Olas de indignación agitan la oralidad de la mujer que muchos conocemos: Juana se enoja si alguien pasa por alto a un poeta o un pintor, se enoja con la política y con las costumbres, vocifera contra la ignorancia (palabra que no deja de pronunciar con alguna frecuencia). Conoce todos los meandros de la ira y en sus intervenciones más amistosas abunda la invectiva hiperbólica. Prolifera en grandes gestos.

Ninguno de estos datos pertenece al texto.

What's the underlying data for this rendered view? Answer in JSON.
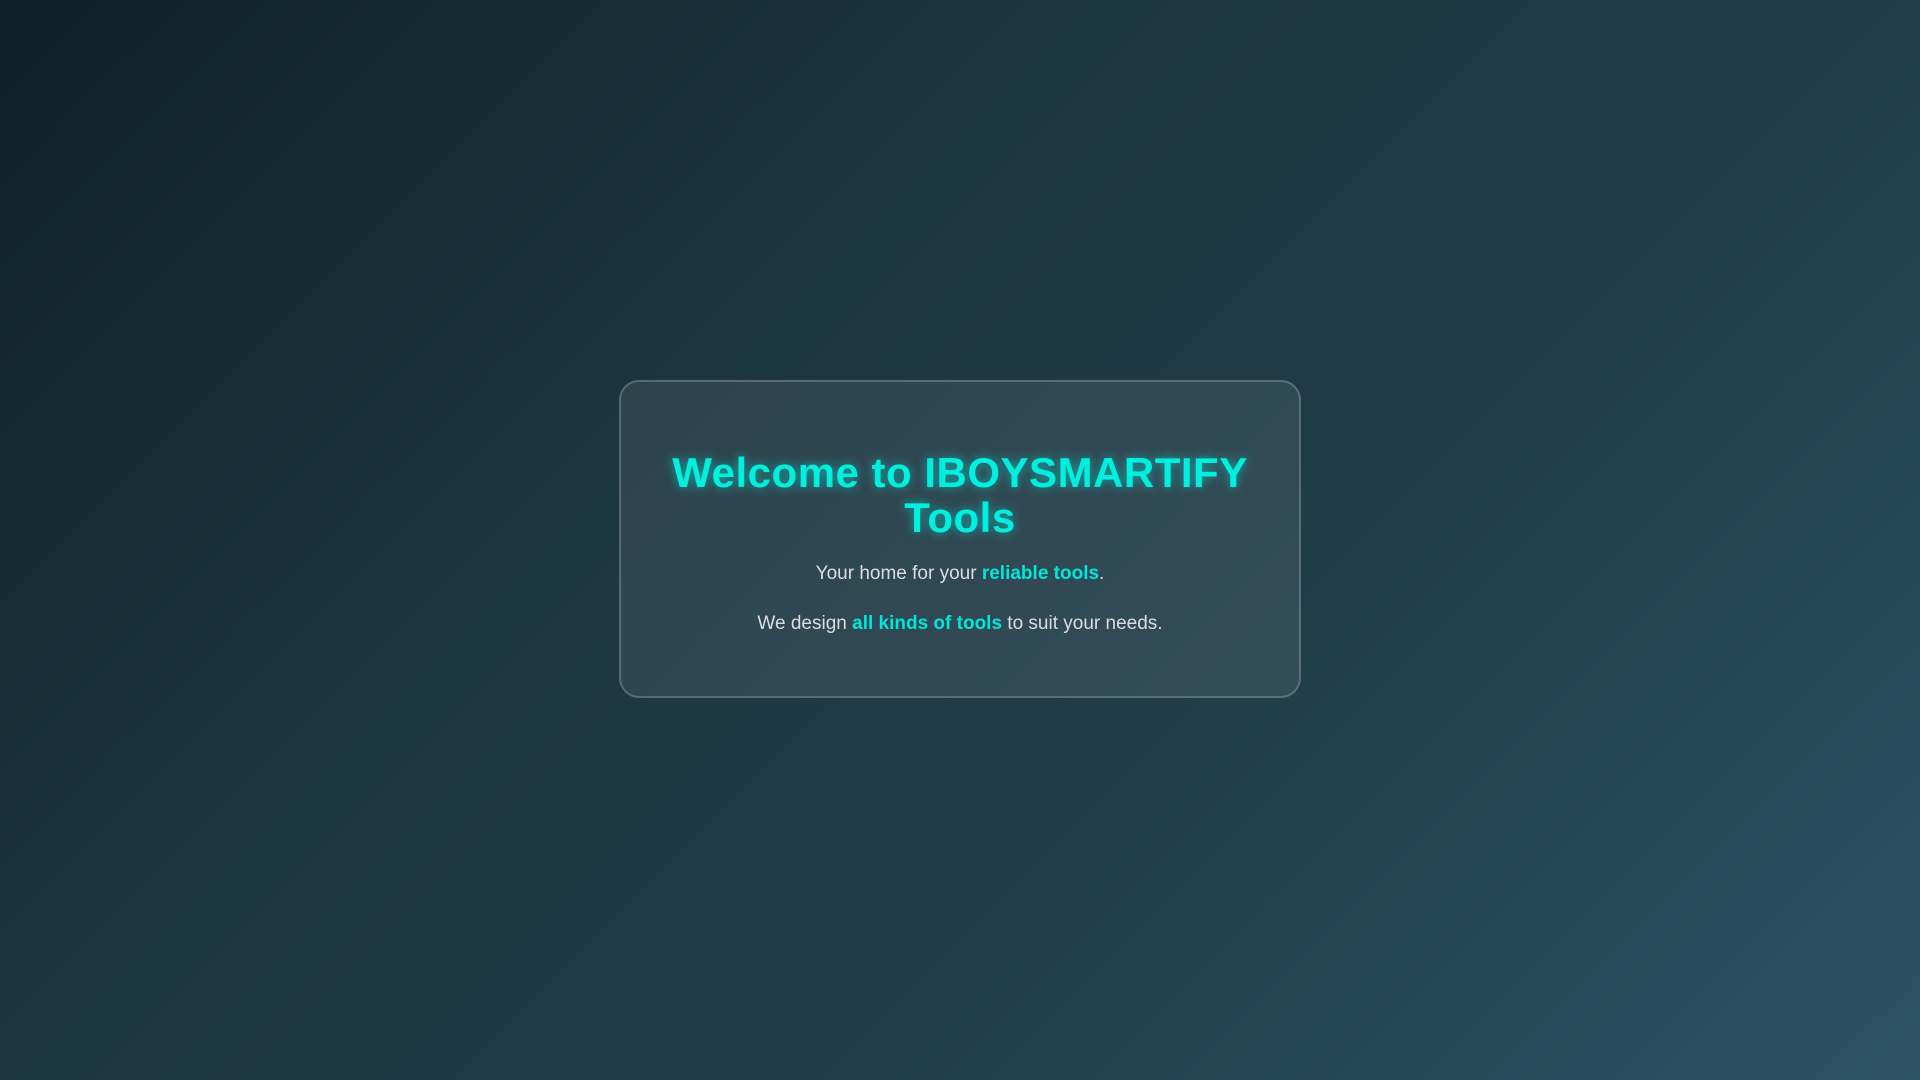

La melancolía le da a su escritura un irónico secreto. En Mujer de cierto orden, afirma: “Para que nadie dude de mi inteligencia,/ me ocupo de problemas casi ridículos”. Desafiar la banalidad en su propio terreno, lejos de cualquier pretensión metafísica. Lo banal es, en verdad, aquello que se esfuerza por ser profundo. En cambio, esos “problemas casi ridículos” están lejos de la repetición y el lugar común. Tienen gracia, esa rara chispa que la profundidad esforzada destruye como un fuego sobre pétalos o papeles. Juana nunca es solemne. En Regreso a la patria, un texto lleva el título de “Aristocracia obrera”. Como toda ironía, tiene algo de sentimental y melancólico: lo que no fue, o peor aún, lo que equivocadamente creímos que sería: “mucho de lo que amé ha caído en el vértigo de lo ridículo”. García Helder trazó un arco entre Juana y Alfonsina. La hipótesis es desprejuiciada e inteligente.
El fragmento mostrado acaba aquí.